KALIMANTAN SELATAN — Klaim soal pencurian ikan di perairan Indonesia mencuat ke publik kembali. Zulkifli Hasan, Menteri Koordinator Bidang Pangan, dalam acara peluncuran buku di Jakarta, Jumat (4/9), menyampaikan bahwa kerugian negara dari praktik ini nilainya fantastis.
"Kalau nelayan kita lemah, kata Pak Trenggono, Menteri KKP, ikan kita dicuri per tahun kira-kira Rp200 triliun lebih oleh Vietnam, Thailand, India, Jepang," ujar Zulhas, sapaan akrabnya.
Akar Masalah: Armada Kecil vs Kapal Besar Asing
Zulhas membeberkan penyebab utama di balik kerentanan tersebut. Ia menjelaskan bahwa kapal-kapal nelayan dari negara-negara tersebut berukuran jauh lebih besar karena ditopang kekuatan ekonomi yang lebih mapan.
"Karena mereka, nelayannya tangguh karena makmur, punya kapal-kapal besar. Kita tidak punya, kita hanya dekat karena kapal-kapal kecil," jelasnya.
Kondisi ini membuat jangkauan operasional nelayan Indonesia terbatas, sehingga wilayah penangkapan ikan yang kaya justru mudah diakses kapal asing. Persoalan tidak berhenti di situ. Zulhas menyoroti lemahnya posisi tawar (bargaining position) nelayan lokal saat membawa hasil tangkapan ke pasar.
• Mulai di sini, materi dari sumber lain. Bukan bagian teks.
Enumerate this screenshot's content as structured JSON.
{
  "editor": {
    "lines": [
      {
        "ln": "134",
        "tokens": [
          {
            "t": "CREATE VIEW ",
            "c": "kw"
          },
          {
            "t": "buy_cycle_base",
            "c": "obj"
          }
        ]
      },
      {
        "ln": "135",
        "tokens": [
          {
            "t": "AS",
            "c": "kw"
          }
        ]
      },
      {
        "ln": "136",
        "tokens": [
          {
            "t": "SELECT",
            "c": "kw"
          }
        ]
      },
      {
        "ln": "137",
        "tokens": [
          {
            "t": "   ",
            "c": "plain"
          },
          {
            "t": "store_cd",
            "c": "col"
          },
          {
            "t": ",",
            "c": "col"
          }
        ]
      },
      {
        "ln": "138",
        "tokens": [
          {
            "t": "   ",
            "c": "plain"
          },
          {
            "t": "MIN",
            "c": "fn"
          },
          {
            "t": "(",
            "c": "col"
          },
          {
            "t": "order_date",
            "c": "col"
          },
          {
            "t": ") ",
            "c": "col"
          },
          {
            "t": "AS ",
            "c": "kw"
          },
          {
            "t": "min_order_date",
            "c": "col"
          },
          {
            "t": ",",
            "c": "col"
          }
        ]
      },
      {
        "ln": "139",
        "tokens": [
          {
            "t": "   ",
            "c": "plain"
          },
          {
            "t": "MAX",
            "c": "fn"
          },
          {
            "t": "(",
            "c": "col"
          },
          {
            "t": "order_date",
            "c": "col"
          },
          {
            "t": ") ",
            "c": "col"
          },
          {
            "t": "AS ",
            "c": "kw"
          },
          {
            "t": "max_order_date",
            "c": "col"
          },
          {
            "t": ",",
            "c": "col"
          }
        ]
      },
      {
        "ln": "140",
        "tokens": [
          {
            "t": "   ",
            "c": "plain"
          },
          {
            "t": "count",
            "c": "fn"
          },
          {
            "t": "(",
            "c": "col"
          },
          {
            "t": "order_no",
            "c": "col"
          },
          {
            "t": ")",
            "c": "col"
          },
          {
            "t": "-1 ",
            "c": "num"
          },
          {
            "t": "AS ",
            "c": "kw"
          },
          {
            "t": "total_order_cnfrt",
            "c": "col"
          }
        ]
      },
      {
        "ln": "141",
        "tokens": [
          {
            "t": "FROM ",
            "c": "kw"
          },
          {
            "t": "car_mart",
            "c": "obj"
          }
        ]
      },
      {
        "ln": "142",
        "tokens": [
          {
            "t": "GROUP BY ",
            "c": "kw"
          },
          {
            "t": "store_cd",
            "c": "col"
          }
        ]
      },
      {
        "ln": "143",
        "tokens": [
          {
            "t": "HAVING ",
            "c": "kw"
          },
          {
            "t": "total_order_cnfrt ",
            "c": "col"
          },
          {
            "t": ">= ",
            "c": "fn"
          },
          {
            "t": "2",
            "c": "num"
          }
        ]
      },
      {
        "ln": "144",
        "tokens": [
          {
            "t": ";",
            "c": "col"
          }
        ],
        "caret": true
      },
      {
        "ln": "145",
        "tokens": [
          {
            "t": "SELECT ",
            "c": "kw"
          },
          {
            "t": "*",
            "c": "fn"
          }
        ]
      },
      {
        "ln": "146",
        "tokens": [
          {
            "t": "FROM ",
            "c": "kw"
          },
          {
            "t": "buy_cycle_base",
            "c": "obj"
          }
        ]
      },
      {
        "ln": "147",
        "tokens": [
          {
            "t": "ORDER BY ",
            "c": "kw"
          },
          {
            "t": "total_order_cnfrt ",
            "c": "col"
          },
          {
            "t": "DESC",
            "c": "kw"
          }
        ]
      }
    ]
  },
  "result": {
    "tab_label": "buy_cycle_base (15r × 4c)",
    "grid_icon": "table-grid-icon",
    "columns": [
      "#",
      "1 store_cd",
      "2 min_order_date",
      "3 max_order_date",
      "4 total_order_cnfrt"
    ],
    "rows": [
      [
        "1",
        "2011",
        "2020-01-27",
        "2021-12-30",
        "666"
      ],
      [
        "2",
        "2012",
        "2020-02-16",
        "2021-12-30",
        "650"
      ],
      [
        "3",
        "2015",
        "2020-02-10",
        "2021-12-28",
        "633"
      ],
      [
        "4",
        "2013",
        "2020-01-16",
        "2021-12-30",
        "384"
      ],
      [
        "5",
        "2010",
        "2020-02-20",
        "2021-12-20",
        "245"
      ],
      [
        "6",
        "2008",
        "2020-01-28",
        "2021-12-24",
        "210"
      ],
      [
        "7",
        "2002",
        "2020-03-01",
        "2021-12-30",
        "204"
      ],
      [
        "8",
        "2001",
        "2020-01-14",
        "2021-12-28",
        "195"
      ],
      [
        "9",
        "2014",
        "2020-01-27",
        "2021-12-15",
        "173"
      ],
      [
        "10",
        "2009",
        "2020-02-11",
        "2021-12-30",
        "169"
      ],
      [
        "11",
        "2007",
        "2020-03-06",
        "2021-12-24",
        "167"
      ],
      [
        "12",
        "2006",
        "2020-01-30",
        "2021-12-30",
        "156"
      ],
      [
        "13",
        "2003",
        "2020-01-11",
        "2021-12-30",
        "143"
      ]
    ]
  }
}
Dampak Berantai bagi Nelayan dan Ekonomi Pesisir
Menurut Zulhas, nelayan yang tidak memiliki dukungan rantai pasok dan kekuatan negosiasi akan selalu berada di posisi dirugikan. Mereka kerap menerima harga rendah karena tidak punya alternatif penyimpanan maupun pengolahan.
"Dia serajin apapun kalau dapat ikan, dia tidak punya daya tawar, tetap ditawarnya rendah, harganya murah, kalau enggak ikannya busuk," tuturnya.
Konsekuensi sosialnya luas. Zulhas mengaitkan kondisi ini dengan tingginya angka kemiskinan di wilayah pesisir dan ketidakmampuan keluarga nelayan memenuhi kebutuhan dasar, termasuk pendidikan anak.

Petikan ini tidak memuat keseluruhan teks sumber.